Entre o fim da década de 1950 e início de 1960, uma virada impactou seus estudos, que passaram a abranger um repertório vasto e de profundidade insuspeita: da literatura à política, passando pela ciência do mito. Uma das chaves dessa guinada está relacionada à radicalização e à torção irônica que irá realizar sobre a distinção que seu antigo mestre, o mitólogo alemão Karl Kerényi, estabeleceu entre mito genuíno e tecnicizado – este último correspondendo a manipulações políticas de materiais mitológicos.

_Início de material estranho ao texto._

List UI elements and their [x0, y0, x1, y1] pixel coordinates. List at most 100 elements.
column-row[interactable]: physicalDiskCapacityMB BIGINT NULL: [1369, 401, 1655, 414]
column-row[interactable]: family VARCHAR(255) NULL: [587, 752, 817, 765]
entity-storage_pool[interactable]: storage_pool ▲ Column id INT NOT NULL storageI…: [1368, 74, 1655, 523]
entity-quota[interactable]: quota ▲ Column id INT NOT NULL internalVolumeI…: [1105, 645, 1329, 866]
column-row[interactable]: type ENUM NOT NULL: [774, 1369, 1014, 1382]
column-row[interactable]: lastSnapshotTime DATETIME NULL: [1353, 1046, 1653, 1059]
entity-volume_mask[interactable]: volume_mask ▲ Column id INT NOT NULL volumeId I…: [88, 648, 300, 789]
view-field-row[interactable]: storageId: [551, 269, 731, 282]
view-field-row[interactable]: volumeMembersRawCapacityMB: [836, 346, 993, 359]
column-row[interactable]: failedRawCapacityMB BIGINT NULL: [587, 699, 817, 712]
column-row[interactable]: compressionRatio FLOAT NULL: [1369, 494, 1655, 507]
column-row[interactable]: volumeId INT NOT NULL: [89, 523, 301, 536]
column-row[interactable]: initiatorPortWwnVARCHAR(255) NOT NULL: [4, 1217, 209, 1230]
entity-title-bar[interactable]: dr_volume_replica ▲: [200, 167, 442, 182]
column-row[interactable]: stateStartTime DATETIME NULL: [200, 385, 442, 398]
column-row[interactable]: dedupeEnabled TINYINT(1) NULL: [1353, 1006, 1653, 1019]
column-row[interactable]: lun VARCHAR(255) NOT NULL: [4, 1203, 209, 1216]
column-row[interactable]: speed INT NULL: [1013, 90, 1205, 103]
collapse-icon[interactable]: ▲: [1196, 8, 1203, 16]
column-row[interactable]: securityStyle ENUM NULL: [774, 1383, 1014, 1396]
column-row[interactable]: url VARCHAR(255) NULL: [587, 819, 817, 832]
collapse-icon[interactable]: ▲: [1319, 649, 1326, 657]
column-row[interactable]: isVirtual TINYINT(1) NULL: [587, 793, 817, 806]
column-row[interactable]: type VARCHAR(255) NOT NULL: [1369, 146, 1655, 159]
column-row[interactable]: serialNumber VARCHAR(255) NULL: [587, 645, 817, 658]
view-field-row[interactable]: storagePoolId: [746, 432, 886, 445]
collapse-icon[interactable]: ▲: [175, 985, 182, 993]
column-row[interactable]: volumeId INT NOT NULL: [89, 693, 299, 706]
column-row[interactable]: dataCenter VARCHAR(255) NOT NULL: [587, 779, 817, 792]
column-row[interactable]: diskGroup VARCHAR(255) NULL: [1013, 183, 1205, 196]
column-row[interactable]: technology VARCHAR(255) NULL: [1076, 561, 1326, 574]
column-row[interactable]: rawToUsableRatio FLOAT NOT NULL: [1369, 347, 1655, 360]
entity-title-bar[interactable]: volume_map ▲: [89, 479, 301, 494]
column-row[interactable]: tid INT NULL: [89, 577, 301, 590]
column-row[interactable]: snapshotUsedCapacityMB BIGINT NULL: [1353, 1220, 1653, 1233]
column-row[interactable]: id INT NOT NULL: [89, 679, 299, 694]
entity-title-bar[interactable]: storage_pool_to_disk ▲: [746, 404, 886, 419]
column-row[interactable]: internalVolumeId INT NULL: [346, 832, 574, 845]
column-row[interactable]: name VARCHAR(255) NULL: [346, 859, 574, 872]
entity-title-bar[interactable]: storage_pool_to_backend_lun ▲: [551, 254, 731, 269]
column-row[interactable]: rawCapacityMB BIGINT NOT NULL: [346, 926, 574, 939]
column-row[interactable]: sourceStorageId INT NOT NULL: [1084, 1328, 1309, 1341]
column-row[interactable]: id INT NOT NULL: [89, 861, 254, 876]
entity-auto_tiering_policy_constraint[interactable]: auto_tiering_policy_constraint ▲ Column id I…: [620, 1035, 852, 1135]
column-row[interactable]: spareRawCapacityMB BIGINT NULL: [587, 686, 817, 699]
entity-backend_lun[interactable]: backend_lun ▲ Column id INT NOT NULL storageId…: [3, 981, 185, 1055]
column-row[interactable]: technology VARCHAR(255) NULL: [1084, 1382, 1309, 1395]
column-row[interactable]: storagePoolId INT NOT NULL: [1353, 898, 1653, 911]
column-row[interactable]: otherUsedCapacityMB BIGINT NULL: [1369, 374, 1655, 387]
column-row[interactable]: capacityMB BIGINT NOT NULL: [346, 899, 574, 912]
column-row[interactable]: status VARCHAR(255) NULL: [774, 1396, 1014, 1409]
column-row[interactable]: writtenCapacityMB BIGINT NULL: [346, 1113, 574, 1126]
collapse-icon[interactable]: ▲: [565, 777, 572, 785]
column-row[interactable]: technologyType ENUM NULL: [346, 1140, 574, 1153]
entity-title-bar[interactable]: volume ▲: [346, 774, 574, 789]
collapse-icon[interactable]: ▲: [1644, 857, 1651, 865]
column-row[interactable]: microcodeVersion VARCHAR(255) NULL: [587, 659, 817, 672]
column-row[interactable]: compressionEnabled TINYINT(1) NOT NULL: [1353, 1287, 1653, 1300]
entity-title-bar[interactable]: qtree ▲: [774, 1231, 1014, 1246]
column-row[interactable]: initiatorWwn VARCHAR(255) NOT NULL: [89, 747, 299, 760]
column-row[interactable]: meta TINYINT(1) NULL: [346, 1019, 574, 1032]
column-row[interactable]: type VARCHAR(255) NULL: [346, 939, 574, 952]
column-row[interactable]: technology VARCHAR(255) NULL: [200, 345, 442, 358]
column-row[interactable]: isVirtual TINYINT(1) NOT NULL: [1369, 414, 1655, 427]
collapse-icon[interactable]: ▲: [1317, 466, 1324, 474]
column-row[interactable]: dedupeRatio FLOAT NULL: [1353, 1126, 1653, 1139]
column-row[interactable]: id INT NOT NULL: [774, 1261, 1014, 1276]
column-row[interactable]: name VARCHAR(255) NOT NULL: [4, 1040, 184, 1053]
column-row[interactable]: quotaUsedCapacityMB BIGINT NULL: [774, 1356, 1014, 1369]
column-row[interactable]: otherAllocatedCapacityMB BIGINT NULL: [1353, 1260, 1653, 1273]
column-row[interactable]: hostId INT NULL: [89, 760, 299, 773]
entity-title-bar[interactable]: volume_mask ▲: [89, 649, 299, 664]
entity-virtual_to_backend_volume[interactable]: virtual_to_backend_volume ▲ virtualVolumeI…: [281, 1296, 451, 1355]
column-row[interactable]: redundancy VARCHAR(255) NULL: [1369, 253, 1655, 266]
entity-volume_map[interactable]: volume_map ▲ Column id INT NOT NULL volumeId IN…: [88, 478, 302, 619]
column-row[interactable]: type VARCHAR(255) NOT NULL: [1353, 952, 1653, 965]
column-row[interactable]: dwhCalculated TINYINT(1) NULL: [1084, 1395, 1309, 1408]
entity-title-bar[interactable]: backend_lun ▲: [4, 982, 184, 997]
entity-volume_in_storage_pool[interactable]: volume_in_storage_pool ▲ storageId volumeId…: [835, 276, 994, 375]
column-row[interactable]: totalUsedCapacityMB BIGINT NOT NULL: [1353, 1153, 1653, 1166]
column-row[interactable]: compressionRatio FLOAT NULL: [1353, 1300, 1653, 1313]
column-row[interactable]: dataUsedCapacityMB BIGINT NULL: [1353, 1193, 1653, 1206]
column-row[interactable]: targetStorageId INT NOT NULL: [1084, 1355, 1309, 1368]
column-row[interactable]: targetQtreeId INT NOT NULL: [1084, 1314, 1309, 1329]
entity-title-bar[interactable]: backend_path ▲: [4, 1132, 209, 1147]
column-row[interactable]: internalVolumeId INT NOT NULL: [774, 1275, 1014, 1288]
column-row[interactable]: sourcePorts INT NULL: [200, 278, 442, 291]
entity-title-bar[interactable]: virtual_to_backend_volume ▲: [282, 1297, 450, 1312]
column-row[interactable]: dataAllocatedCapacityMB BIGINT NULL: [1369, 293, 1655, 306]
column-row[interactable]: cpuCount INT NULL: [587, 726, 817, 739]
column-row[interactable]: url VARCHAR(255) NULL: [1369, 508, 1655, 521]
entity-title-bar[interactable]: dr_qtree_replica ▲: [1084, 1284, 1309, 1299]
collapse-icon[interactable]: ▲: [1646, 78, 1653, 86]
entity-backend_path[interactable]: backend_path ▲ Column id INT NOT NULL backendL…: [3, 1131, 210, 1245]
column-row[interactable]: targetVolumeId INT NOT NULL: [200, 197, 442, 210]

Kerényi acreditava que a substância mítica poderia ser acessada por sábios – como ele próprio, bem entendido – e poetas. O rompimento entre o humanista burguês e o jovem pensador de esquerda é, inextricavelmente, de ordem teórica e política. Para Furio Jesi, não se tratava de recuperar a verdade intemporal dos mundos arcaicos, mas de sondar a “fome dos mitos” saciada por aquilo que ele passou a chamar, por volta de 1972, de máquina mitológica. Suspendendo a diferença entre mito autêntico e inautêntico, seu modelo de pesquisa se dedicou antes a esquadrinhar a fabricação de mitologemas que giram em torno de um vazio – um quid – jamais preenchido.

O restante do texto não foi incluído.